Pro-life groups have protested at the screening of a “one-sided” drama about assisted suicide which was shown by the BBC the night before MPs debated the issue.
A Short Stay In Switzerland is based on a true story and featured actress Julie Walters in the role of retired doctor, Anne Turner.
Dr Turner, who suffered from Progressive Supranuclear Palsy (PSP), a degenerative condition, committed suicide at the Swiss Dignitas clinic in 2006.
Dr Turner allowed her death to be used as part of a campaign to legalise assisted suicide in the UK. She is described by Mrs Walters as “an intelligent, informed and articulate woman. It was a courageous act.”
But John Smeaton of the Society for the Protection of Unborn Children points out that the courage of actor, comedian and classical pianist Dudley Moore, who struggled with PSP for eight years, is not mentioned in the film.
Mr Smeaton writes: “It looks set to be the viewer’s loss to be given only a one-sided look at what possible responses are available for those who experience disabling conditions and their families.”
Jane Hardy, Chief Executive of the PSP Association, said she was “saddened” that the condition was being publicised in the context of assisted suicide.
She said: “PSP should be known of in its own right. As a charity we certainly do not advocate assisted suicide.
“Our goals are to make sure there is care and support and to talk to the Government to encourage investment in research.
“I would hope more of the public would know about PSP now, that is one positive. I am greatly concerned about the impact on vulnerable people as it was harrowing in some places.”
Dr Peter Saunders, of the Care Not Killing alliance, criticised the timing of the film, which coincided with a Commons debate on the new Coroners and Justice Bill.
The Bill contains clauses relating to assisted suicide, and could be used as an opportunity to weaken the current law.
Dr Saunders said: “These things are carefully orchestrated to have the maximum impact on public debate.”
The BBC denies that the scheduling was deliberate.

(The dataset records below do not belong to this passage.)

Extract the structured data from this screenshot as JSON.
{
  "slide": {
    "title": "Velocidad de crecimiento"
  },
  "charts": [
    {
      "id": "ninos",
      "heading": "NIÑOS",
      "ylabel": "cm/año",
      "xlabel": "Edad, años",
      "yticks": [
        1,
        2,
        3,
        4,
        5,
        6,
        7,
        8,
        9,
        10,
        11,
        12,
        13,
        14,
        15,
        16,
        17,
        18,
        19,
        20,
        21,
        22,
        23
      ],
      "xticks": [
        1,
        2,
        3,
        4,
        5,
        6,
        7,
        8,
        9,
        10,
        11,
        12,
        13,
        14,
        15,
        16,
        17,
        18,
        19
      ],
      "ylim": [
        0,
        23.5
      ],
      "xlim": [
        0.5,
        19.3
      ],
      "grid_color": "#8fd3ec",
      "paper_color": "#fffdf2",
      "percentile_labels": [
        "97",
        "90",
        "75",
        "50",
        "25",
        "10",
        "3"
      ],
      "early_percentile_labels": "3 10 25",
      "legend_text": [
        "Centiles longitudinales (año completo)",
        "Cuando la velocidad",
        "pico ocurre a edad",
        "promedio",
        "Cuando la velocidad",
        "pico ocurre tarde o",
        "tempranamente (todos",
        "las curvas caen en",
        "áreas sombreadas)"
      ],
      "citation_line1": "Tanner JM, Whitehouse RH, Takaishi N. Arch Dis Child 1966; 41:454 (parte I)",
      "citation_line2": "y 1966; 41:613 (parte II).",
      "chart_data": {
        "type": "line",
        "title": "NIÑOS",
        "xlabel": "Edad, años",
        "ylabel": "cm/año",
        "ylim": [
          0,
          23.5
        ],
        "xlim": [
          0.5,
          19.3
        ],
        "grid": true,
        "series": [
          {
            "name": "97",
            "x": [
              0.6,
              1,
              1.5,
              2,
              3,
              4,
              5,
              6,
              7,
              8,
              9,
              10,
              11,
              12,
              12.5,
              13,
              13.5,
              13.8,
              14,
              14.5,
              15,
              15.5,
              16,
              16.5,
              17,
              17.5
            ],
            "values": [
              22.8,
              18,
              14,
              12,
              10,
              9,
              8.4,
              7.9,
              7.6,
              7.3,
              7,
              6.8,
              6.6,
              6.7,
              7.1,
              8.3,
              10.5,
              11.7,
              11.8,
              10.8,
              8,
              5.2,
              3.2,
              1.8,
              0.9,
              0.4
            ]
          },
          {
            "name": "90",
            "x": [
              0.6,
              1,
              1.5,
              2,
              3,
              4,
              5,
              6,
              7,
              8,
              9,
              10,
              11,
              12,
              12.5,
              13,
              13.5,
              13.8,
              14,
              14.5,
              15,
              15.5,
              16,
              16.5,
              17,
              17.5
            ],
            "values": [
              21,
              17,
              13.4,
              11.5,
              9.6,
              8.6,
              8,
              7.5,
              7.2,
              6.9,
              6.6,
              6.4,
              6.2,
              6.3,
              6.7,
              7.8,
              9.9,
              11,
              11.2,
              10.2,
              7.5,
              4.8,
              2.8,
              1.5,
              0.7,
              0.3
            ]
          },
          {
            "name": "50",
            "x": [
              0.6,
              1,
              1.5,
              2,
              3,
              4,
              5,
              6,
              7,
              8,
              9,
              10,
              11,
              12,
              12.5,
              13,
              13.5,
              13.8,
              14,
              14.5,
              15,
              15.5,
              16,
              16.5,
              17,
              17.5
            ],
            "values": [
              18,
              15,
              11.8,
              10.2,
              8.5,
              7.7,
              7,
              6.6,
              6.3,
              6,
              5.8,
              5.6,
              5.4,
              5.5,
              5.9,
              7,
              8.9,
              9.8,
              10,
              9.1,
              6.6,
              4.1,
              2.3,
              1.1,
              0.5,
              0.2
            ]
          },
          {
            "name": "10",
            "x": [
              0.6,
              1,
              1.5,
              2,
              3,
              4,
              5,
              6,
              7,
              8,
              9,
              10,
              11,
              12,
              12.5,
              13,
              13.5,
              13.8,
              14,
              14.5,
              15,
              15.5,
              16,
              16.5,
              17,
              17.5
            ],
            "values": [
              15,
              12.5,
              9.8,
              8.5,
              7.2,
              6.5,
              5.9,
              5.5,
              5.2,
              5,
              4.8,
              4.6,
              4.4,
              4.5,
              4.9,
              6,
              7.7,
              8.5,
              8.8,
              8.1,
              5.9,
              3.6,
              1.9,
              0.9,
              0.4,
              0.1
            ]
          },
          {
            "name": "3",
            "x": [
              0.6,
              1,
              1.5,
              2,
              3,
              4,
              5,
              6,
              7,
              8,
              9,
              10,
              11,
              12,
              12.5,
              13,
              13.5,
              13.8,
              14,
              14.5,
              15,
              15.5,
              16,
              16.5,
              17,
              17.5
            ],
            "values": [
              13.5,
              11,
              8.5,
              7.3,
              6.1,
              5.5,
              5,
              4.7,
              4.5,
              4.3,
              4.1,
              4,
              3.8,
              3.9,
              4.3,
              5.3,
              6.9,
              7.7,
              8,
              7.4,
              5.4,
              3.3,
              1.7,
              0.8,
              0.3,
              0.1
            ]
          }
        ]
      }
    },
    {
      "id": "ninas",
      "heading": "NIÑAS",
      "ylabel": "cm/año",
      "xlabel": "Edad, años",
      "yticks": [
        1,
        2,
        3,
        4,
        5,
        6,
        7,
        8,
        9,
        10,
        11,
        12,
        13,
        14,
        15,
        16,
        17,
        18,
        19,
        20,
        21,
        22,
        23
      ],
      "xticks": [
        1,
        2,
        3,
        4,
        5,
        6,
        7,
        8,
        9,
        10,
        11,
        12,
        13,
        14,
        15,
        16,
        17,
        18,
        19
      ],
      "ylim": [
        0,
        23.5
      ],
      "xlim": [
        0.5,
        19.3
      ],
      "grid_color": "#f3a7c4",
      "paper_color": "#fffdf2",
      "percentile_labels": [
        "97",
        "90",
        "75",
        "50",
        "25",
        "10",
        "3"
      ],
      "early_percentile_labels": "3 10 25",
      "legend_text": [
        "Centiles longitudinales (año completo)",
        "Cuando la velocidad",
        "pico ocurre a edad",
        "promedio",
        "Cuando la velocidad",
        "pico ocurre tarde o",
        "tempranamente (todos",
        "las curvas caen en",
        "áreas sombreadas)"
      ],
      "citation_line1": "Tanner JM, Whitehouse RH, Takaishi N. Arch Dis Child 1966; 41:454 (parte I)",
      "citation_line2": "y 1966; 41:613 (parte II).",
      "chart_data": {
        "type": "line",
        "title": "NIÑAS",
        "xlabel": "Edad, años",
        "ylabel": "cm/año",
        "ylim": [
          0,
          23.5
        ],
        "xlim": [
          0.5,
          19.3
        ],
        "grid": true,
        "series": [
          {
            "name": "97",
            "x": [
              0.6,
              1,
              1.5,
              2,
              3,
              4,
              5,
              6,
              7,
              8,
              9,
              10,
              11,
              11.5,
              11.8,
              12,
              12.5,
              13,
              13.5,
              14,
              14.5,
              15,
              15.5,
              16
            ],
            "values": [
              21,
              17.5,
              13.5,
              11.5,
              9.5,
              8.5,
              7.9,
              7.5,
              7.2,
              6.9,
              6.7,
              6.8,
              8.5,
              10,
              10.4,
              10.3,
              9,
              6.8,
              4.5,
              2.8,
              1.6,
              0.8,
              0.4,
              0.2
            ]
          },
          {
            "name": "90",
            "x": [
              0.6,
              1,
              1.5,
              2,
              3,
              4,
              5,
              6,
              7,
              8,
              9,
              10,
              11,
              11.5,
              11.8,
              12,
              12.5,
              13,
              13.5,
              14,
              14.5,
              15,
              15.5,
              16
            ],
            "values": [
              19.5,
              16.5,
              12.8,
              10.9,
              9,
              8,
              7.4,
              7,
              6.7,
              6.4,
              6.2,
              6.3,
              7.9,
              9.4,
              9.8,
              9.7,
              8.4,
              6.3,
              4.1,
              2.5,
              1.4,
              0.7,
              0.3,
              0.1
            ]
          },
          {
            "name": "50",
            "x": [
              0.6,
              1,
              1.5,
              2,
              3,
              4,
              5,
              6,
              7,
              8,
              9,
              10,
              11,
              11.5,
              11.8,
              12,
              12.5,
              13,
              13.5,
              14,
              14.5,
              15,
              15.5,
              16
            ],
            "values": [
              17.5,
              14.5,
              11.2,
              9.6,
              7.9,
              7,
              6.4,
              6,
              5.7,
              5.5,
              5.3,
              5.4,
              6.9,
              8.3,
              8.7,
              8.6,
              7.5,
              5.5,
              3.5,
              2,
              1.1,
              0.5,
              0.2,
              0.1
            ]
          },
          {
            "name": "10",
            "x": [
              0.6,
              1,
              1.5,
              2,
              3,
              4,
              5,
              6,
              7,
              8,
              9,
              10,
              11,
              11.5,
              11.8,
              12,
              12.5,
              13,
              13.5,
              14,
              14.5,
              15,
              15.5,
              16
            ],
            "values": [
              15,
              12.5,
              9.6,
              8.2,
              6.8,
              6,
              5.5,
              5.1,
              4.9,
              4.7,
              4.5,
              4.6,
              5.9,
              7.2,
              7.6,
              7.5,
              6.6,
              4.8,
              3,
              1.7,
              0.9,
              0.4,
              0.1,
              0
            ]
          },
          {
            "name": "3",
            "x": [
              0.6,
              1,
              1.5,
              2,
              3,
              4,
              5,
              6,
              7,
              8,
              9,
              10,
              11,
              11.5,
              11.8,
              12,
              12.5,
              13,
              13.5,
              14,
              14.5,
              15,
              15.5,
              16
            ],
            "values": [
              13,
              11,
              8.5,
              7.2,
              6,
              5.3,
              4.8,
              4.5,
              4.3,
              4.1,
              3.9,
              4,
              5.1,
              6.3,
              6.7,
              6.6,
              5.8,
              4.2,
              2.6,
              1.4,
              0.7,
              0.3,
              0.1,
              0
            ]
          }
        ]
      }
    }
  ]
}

The sympathetic portrayal of Dr Turner’s death is also at odds with the testimony of former Dignitas nurse, Soraya Wernli.
In a recent interview Mrs Wernli spoke of the hasty manner in which patients seeking assisted suicide were dealt with by the clinic’s boss, Ludwig Minelli.
“I argued that it wasn’t right that people land at the airport, are ferried to his office, have their requisite half-an-hour with a doctor, get the barbiturates they need and are sent off to die,” she said.
“This is the biggest step anyone will ever take. They should at least be allowed to stay overnight, to think about what they are doing. But Minelli would have none of it”.
Last month the BBC screened a documentary in favour of assisted suicide fronted by an MSP seeking to change the law in Scotland.
Margo MacDonald, who suffers from Parkinson’s disease and wants help to end her own life if her condition deteriorates, used the 30 minute Panorama programme to present her arguments in favour of legalised assisted suicide.
In October, the BBC’s Today Programme was criticised for holding a ‘debate’ on euthanasia in which a controversial proponent from Australia, dubbed ‘Dr Death’, was invited to discuss the issue with a representative from a leading pro-euthanasia group in the UK.
As The Christian Institute reported at the time, the result was effectively a seven-minute trailer for the euthanasia cause.